Parto após cesarianas: conheça cuidados e riscos essenciais

A nova gravidez da influenciadora Bruna Biancardi reacendeu um assunto que gera muitas dúvidas: a possibilidade de ter um parto normal após duas cesarianas. Muita gente ainda acredita que, após algumas cirurgias, o parto vaginal fica totalmente fora de cogitação. Mas a verdade é que existem diversos fatores que influenciam essa decisão, como o histórico obstétrico e o tipo de cesárea realizada.
Se você dirige frequentemente e já passou por situações delicadas ao volante, sabe como uma decisão bem avaliada pode fazer a diferença. O mesmo vale aqui: a escolha do método de parto não deve ser apressada e envolve uma série de análises.
Vamos entender melhor quando é possível optar pelo parto normal e qual é o limite seguro de cesáreas.
1. Duas cesáreas não significam, obrigatoriamente, que o parto normal esteja proibido
Ao contrário do que muitos pensam, ter duas cesarianas anteriores não exclui automaticamente a chance de um parto vaginal. Com o avanço da medicina, os profissionais adotam uma abordagem mais individualizada. A obstetra Dra. Lívia Del Monaco destaca que essa decisão depende de uma análise cuidadosa do histórico de partos da paciente e das condições atuais de saúde.
2. O histórico da gestação anterior faz diferença na decisão
Não se trata apenas do número de cesáreas. É essencial considerar como foram esses partos, se teve complicações e até o tipo de corte no útero. Um ginecologista e obstetra, Dr. Paulo Noronha, explica que é preciso olhar para cada caso com atenção. Uma mulher pode sim ter a opção de parto normal, desde que a equipe médica esteja preparada para lidar com quaisquer imprevistos.

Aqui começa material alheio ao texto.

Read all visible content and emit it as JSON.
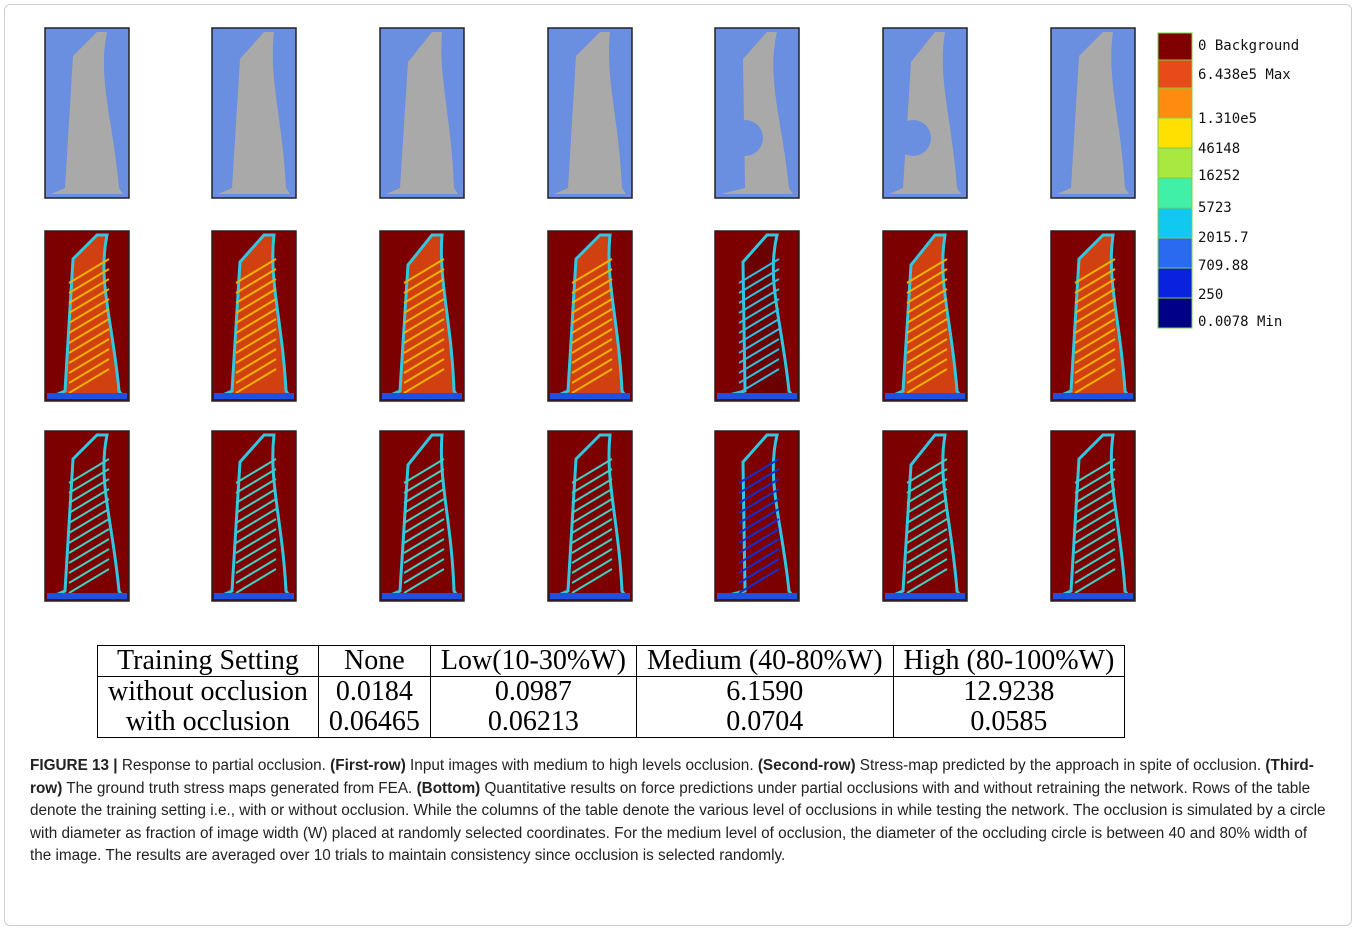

3. O principal risco analisado é a ruptura uterina
Quando se pensa em parto normal após cesáreas, o principal risco que os médicos observam é a ruptura uterina. Embora essa complicação seja rara, é considerado um fator sério. Por isso, qualquer tentativa de parto vaginal deve ser acompanhada de perto por profissionais capacitados, preparados para realizar uma cesárea de urgência se necessário.
4. O pré-natal é decisivo para definir a melhor via de parto
E aí entra a importância do pré-natal. A escolha entre um parto normal e uma cesárea não deve ser uma decisão de última hora. O acompanhamento adequado permite detectar riscos e planejar tudo com calma, garantindo mais segurança para mãe e bebê. Dra. Lívia ressalta que cada situação é única, e o desejo da mulher deve ser respeitado, sempre em harmonia com a segurança.
5. Quanto maior for o número de cesáreas, maiores podem ser os riscos cirúrgicos
Muita gente não sabe, mas não existe um número mágico de cesáreas a partir do qual os riscos aumentam. O que acontece de fato é que, a cada cirurgia, a chance de ter complicações como aderências e sangramentos cresce.
6. Alterações na placenta estão entre as principais preocupações
Um ponto crucial a se considerar são as alterações na placenta, como o chamado espectro da placenta acreta. Nesses casos, a placenta se fixa anormalmente no útero, e esse risco aumenta com cada cesárea. Dr. Paulo nos lembra que cada nova cirurgia é mais complexa que a anterior.
7. O planejamento reprodutivo deve entrar na conversa desde cedo
Para as mulheres que desejam ter mais filhos, discutir a opção de parto logo no início do acompanhamento é fundamental. A escolha do método de parto não impacta apenas a gestação atual, mas também pode afetar futuras gestações, então vale a pena se informar bem e planejar.
Cada caso é um caso, e o mais importante é cuidar da saúde, com as melhores escolhas possíveis para cada momento.